In the meantime Abramovich has poured more than $1 billion into Chelsea, hoping to build a global brand to rival Manchester United's. "The idea is to play catch-up, to increase the value of the club," says Mann. With fresh buzz and cachet, Chelsea generates more annual revenue than ever in tickets, rights fees and merchandise. But Abramovich has spent so much on player signings that the club is running up huge operating losses, and it's hard to see a path to the black. Imagine Warren Buffett or T. Boone Pickens buying the Pittsburgh Pirates and stocking the roster with A-Rods and Teixeiras. Abramovich, who grants virtually no interviews, has made one public comment that begins to explain himself, and it could serve as the Oligarchs' Credo: "The goal is to win. It's not about making money. I have many much less risky ways of making money. I don't want to throw my money away, but it's really about having fun, and that means success and trophies."

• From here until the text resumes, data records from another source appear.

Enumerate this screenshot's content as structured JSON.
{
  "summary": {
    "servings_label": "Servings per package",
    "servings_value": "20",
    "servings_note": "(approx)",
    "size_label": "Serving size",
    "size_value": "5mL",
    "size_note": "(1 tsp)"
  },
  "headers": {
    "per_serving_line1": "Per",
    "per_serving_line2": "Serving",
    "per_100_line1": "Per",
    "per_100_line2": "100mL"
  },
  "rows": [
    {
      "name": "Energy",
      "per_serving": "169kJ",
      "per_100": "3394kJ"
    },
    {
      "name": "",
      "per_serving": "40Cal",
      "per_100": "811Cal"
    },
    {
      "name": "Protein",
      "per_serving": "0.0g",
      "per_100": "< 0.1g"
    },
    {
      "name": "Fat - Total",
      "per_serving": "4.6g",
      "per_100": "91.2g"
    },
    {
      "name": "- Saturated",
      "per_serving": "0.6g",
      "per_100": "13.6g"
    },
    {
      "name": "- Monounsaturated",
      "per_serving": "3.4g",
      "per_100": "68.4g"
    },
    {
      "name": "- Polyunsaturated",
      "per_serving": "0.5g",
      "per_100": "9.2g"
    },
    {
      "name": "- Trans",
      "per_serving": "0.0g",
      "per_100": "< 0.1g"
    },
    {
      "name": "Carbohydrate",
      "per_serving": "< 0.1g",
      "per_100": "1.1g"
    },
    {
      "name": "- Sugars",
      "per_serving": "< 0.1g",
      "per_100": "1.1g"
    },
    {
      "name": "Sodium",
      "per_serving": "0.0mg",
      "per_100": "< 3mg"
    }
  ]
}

An additional benefit goes unsaid. Abramovich may be a Russian Jew who speaks halting English, and Chelsea may be the team historically supported by Britain's anti-Semitic, xenophobic right—but the standing ovations he receives at games, as well as the Russian song Kalinka sung by fans in CHELSKI caps and shirts in the stands, suggest that he'd have a refuge if he were ever to fall out of the Kremlin's favor.